In the New Hampshire 1st congressional district, there is a spirited, multi-candidate Republican primary race to face off against Democrat Carol Shea-Porter. The most viable Republicans are Sean Mahoney, Frank Guinta, Bob Bestani, and Rich Ashooh. (Polls suggest that Shea-Porter is in trouble, and the Cook Report pegs the seat as a “toss up.”) One of the candidates, Ashooh, is being bankrolled by a curious character. Nijad Fares and his wife, who reside in Houston, donated $2,400 to Ashooh and raised thousands more for him, likely making Ashooh the GOP candidate in the race with the most donors from  Houston. (Weird, huh?)

Now, who is Fares? He’s a self-proclaimed advocate for increasing Arab clout in Congress. This report relates:

Nijad Fares bluntly laid out his strategy for increasing the clout of Arab-Americans in an opinion piece he authored that appeared in the Detroit News on Dec. 16, 1996.

“Arab-Americans must substantially increase contributions to political candidates,” he wrote. “Even modest contributions help ensure that Members of Congress and their staffs take phone calls and are more responsive to requests. Furthermore, the contributor must make explicit an interest in Middle East-related issues.”

He and his father, Issam (“known to be close to the powerful chief of Syrian intelligence in Lebanon, Ghazi Kenaan”), have been implicated in some funny business with regard to campaign donations:

After the Wall Street Journal reported the inaugural donation last month, the inaugural committee said the donation listed from Issam Fares came from the Link Group, LLC, a company headed by Nijad Fares and that the son had attempted to give credit for the donation to his father.

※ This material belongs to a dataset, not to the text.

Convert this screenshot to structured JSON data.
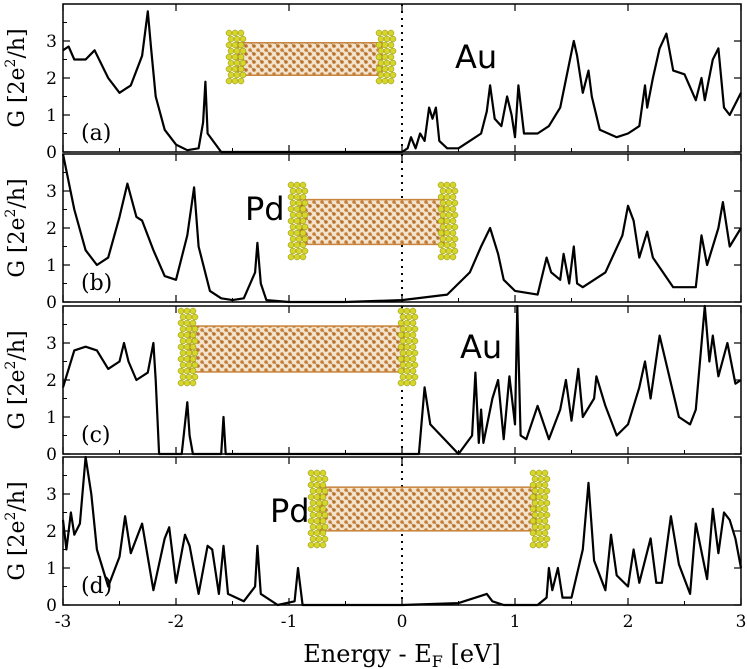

Both father and son have a long history of intimate political connections with U.S. politicians and have been major supporters of groups promoting Lebanon’s interests. The family’s main U.S. business holding, a Houston-based firm called the Wedge Group, is a major player in the oil services industry and is headed by William White, the former number two official at the Energy Department during the Clinton administration.

So what sorts of views does Nijad Fares hope will gain traction through fundraising like that done for Ashooh? We have some clues. It seems that Nijad Fares has a track record of giving to congressional candidates, having given handsomely to Rep. Joe Knollenberg and his state legislator son. Knollenberg “put ‘Seeds of Peace’ — a summer camp founded by Yasser Arafat’s fave biographer — on the federal budget.” He also “doled out at least $86 million of our tax money [in USAID funding to southern Lebanon] … allowing Hezbollah to rebuild its strongholds in Southern Lebanon and expand.” That, it seems, is what “increasing Arabs’ clout” is all about. (Fares also gave to Obama and to the only Republican to co-host J Street’s confab, Charles Boustany. Fares is nothing if not consistent in his choice of recipients.)

And then there is this: when the fundraising brouhaha surfaced, Issam was quick to blame the Jews. Caught in a media firestorm for paying a large sum to Colin Powell for a speech five days before the 2000 election, he immediately “accused the ‘Zionist lobby’ of spreading ‘distortion and lies.'”

And the family seems to have an unusual take on Hezbollah, as well. Issam offered this:

“It is a mistake to make a comparison between the [Al Qaeda] network … which Lebanon has condemned, and Hezbollah, which Lebanon considers a resistance party fighting the Israeli occupation,” Fares told Agence France-Presse. He claimed the group has never targeted Americans, a position disputed by U.S. officials as well as Fares’s own Wedge Group CEO.

An Ashooh spokesman had this comment when I asked about the Fares fundraising:

What I can tell you is this: People donate to the Ashooh campaign based on Rich’s positions on the issues. As a candidate, he cannot possibly know or share all of the individual positions his donors may or may not have. At this time, Rich is focused on running a very positive campaign based on fiscal responsibility and bringing conservative, New Hampshire values back to Washington.

So are Ashooh’s positions the same as those of the Fares family, and is he someone ready and willing to increase the clout of Arabs? The campaign did not respond to my direct queries on these points or whether he will return the funds. If it does, I will be sure to pass it on.